Tavvie nodded toward the urn in the place of honor. “It was rather a surprise, Alfred doing that to his uncle.”

“Just a taste of where the old boy was going to,” Chappie joked.

“Perhaps it’s better than an open casket,” Phoebe said. “I’d spent the night half afraid that Gardner would suddenly jump up and shout, ‘Surprise!’”

Tavvie’s pale eyebrows rose on a face from where wrinkles had apparently been banished. “He could still come leaping in through the window. Gardner always had such a lamentable sense of humor.”

“He must have,” Phoebe murmured. “I understand he went out with you for a while.”

Tavvie’s pale blue eyes glinted with malice. “Before he ran around with you—and well before your divorce.”

Sunny noticed Helena following the byplay with interest. Luke just looked uncomfortable. Will had a faraway look, as if he appeared to be ignoring it all, but Sunny suspected he was paying more attention than it seemed.

Chappie continued to chat with Mike. “How did you come to know Gardner? He doesn’t seem like one of your sort—I mean, I don’t think Gardner ever voted in his life.”
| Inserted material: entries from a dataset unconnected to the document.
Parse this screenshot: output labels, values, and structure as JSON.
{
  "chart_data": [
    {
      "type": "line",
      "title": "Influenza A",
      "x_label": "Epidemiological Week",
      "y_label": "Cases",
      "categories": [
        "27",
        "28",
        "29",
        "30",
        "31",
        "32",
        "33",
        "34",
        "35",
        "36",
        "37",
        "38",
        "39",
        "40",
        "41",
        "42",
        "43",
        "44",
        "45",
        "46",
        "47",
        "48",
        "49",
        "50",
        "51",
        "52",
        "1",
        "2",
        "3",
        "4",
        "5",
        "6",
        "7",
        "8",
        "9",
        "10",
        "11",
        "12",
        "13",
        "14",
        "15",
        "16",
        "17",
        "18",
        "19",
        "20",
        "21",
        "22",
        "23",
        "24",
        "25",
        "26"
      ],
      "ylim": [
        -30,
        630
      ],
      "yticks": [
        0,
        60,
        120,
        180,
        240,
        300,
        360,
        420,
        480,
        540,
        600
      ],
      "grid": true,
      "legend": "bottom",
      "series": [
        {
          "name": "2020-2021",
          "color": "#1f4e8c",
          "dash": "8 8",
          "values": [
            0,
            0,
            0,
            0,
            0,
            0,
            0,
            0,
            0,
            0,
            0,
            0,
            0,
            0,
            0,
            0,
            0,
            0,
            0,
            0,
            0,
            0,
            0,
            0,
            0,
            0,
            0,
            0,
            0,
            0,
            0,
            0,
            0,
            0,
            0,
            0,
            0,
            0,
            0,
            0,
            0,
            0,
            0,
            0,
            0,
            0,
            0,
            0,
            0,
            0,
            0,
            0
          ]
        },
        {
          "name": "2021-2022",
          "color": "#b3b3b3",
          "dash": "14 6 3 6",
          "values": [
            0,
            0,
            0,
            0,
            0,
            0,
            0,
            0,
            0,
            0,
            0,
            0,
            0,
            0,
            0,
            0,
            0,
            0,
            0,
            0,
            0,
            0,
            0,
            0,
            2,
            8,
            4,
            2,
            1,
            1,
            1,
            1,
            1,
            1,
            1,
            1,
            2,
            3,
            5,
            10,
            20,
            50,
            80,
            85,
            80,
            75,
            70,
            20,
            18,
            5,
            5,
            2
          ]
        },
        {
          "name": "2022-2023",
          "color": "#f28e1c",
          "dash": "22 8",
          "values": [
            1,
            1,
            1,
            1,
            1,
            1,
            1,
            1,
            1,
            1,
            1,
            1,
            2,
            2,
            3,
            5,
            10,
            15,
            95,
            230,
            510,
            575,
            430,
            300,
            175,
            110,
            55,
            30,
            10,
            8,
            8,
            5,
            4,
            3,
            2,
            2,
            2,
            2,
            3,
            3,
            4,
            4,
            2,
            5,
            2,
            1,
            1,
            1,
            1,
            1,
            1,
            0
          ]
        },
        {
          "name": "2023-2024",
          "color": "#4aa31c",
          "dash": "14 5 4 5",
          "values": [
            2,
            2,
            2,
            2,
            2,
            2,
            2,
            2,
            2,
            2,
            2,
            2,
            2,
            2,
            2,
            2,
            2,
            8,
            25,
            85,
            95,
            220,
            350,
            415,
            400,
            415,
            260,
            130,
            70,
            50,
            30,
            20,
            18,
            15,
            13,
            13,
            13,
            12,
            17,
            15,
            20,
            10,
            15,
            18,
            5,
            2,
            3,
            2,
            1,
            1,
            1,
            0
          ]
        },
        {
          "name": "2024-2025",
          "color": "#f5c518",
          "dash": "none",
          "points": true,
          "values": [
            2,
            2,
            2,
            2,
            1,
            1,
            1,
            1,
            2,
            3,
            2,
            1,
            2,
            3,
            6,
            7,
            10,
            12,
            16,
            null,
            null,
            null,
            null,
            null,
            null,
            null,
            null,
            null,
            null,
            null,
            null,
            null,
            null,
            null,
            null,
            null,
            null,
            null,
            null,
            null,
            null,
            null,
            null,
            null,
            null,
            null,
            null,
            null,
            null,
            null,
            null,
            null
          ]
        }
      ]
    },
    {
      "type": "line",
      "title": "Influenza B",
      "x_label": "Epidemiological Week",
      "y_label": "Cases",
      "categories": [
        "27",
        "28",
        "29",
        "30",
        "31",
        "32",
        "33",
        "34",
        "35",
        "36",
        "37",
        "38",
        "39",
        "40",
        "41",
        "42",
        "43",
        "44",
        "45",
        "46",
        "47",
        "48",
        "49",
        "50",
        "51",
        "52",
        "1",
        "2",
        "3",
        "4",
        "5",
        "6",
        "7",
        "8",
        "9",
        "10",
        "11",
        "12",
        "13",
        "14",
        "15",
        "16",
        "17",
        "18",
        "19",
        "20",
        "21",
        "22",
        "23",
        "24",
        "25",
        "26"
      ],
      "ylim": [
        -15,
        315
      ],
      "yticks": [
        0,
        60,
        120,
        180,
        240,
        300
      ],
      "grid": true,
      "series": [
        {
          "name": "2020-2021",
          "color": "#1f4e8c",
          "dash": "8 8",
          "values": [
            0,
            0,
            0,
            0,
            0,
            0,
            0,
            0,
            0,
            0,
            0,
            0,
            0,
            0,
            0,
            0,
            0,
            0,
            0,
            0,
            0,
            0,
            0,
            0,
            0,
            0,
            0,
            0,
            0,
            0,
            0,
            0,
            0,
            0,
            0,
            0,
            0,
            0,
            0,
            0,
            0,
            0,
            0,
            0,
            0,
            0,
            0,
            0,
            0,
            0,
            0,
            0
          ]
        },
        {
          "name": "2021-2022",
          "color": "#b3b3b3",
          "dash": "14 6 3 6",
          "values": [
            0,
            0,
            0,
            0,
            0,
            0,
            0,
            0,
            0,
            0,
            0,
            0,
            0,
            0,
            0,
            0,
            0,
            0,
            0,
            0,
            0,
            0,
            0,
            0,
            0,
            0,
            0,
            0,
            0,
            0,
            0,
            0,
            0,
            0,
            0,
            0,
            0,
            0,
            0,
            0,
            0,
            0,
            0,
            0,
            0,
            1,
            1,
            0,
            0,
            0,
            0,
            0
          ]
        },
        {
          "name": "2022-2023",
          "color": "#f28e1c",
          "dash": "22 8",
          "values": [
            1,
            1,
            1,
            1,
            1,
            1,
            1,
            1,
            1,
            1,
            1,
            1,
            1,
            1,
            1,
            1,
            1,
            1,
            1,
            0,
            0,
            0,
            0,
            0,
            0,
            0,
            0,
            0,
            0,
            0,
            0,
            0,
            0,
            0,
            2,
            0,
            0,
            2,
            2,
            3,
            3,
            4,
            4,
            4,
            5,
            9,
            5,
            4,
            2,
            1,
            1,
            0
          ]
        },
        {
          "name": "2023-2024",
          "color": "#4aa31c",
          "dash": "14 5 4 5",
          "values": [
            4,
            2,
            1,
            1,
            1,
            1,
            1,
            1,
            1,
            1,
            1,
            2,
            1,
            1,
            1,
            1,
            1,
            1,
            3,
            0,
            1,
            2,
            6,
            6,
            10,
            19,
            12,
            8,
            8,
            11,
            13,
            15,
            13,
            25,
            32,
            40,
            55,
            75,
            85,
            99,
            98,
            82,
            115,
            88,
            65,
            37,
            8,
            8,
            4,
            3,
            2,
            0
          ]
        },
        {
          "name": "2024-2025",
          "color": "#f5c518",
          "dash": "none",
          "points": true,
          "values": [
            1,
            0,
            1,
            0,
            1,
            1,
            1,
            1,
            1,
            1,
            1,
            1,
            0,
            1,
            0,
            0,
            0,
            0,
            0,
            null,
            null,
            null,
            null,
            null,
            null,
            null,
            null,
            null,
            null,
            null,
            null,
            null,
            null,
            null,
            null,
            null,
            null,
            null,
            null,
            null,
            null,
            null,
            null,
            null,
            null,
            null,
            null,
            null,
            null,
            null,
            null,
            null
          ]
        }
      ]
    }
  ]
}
“Would you believe music?” Mike told the story of the Cosmic Blade, omitting how the band broke up. “Gardner still had an interest in music, though. That’s how he met Luke here. He’s a music therapist at Bridgewater Hall.”

“Music therapist?” Chappie echoed.

“But he’s a real musician,” Mike went on enthusiastically. “I saw him play last night. You should have seen how he faced down the crowd at O’Dowd’s.”

“O’Dowd’s? Really?” Sunny could see that Chappie was trying to be polite, but it was also obvious that there was no point where his life and Luke’s even intersected.

Tavvie touched Chappie on the arm. “They’re about to start. I think we should find some seats.”

She was right on the mark. No sooner had the crowd started sitting down than the funereal flunkey led an elderly man in clerical clothing up to the lectern and introduced him.